Directors:Dorota Porowska, Elżbieta Rojek
Music: Tomasz Rodowicz
Light: Anna Sujka, Sławomir Bergański, Tomasz Krukowski
Stage set: Andrzej Ćwiek
Costumes: Agata Rojek
Cast: Anna Bogdanowicz, Wioletta Gwóźdź, Małgorzata Jabłońska, Dominika Krzyżanowska Gorzkiewicz, Małgorzata Lipczyńska, Dorota Porowska, Elżbieta Rojek, Ewa Sawicka, Izabela Śliwa, Ewa Sawicka, Katarzyna Tadeusz, Elina Toneva, Iga Załęczna, Adam Biedrzycki, Hubert Domański, Paweł Korbus, Tomasz Krzyżanowski, Maciej Maciaszek, Grzegorz Marcinek, Tomasz Rodowicz
Premiere: 01.10.2004, Nałęczów Spa
The first performance of the CHOREA Theatre Association has been created as a result of close cooperation between the Tańce Labiryntu (Labyrinth Dances) group and Orkiestra Antyczna (Ancient Orchestra). Mikołaj Szymański, PhD, provided philological aid, and his melorecited ancient texts have become a great pillar of support for our chorea way of understanding the theatre. Tezeusz w labiryncie (Theseus in the Labyrinth) is a performance combining choreography, music and words: a group of dancers-singers and actors-musicians presents the myth of Theseus by means of choreography created on the basis of the ancient iconography (vases, reliefs, mosaics, artefacts found on Crete) and music inspired by music relics, ancient literature (Callimachus’ Hymn to Delos, Homeric Hymn to Demeter, Bacchylides’ dithyrambs) and the living tradition of the modern Balkan folk culture.
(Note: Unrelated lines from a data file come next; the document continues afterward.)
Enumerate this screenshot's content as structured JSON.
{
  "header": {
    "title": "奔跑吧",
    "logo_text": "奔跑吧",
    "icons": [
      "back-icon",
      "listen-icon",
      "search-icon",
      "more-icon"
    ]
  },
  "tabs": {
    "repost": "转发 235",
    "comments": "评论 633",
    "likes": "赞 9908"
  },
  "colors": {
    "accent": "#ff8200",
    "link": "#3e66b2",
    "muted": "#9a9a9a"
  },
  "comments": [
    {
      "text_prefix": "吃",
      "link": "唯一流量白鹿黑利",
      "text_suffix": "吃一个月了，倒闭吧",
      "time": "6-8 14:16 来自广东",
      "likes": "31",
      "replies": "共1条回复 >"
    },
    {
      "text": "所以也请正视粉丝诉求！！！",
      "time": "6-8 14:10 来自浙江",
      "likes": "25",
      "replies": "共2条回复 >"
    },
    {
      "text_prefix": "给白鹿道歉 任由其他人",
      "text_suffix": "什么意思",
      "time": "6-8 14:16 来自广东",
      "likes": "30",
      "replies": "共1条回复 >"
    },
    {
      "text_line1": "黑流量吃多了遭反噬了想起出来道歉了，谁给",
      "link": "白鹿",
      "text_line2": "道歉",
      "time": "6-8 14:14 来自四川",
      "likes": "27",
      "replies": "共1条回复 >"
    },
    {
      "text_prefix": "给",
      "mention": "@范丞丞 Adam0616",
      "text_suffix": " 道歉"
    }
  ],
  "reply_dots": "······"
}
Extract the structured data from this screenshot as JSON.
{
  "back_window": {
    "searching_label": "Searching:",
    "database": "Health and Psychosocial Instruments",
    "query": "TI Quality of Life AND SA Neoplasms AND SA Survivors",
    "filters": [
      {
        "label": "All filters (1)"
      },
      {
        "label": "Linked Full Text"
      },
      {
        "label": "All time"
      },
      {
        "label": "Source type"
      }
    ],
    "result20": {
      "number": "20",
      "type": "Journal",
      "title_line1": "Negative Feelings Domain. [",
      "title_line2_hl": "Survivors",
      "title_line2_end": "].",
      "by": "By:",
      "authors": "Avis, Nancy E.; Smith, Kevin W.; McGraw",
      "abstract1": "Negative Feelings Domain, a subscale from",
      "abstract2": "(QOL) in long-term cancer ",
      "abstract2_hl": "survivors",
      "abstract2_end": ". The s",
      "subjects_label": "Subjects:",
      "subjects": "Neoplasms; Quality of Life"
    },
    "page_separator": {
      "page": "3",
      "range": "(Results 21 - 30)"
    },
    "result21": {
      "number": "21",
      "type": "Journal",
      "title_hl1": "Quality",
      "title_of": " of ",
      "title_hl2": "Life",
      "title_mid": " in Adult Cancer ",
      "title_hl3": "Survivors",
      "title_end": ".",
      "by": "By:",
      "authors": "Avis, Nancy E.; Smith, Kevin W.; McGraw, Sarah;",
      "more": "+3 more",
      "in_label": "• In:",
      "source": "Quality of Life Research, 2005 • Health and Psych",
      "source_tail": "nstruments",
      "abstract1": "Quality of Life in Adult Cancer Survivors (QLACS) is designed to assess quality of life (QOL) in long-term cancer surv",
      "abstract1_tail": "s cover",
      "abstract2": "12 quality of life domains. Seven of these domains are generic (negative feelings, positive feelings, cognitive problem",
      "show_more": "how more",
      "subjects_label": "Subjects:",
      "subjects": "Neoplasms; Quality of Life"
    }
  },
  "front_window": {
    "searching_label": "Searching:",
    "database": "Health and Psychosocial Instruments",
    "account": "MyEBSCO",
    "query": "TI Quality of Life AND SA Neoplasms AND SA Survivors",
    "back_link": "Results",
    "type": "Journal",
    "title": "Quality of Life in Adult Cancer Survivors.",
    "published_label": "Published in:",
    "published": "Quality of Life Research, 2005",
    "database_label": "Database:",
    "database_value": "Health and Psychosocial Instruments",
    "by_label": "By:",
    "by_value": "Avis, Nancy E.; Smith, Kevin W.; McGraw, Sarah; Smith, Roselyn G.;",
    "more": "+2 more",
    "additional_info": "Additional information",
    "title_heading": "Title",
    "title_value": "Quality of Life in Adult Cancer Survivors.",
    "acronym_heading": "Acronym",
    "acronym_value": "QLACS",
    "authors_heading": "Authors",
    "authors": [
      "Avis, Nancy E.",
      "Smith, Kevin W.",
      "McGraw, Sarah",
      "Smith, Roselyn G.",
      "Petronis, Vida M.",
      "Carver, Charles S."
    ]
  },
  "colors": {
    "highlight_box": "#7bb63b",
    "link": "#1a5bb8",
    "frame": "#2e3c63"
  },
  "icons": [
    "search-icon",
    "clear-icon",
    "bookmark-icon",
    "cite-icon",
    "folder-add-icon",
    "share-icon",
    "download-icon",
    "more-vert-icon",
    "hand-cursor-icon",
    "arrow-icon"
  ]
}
Modern people are split in their creative activity, as well as in their own specialised actions. They separated the language from the body, and their expressions are not accompanied by singing anymore. Our work based on ancient concept of a triad – choreia (which was the basis of the Ancient Theatre but also were a model of harmonious life) is meant to result in reconnection of these separated motifs. The choice of stories we want to tell is not accidental. Roaming a labyrinth means going inside, to the very core, where the monster awaits and we have to struggle with it to keep our lives and regain freedom. Depicting adventures, risks and fights, the myth of Theseus, a youngster who came to Crete to go through initiation rites in the cradle of European culture, shows the process of reaching one’s own interior, struggling with the dark side of ‘me’ and the integration of a person-microworld. Theseus’ final goal is to find his own identity. Thus, the subject of the performance is the process of individuation and integrating an individual in all its aspects, both physical and mental. It is, in a way, a story about us, theatre creators, as it was a labyrinth test, or a rite of initiation we had to go through in order to find our individual language and artistic identity.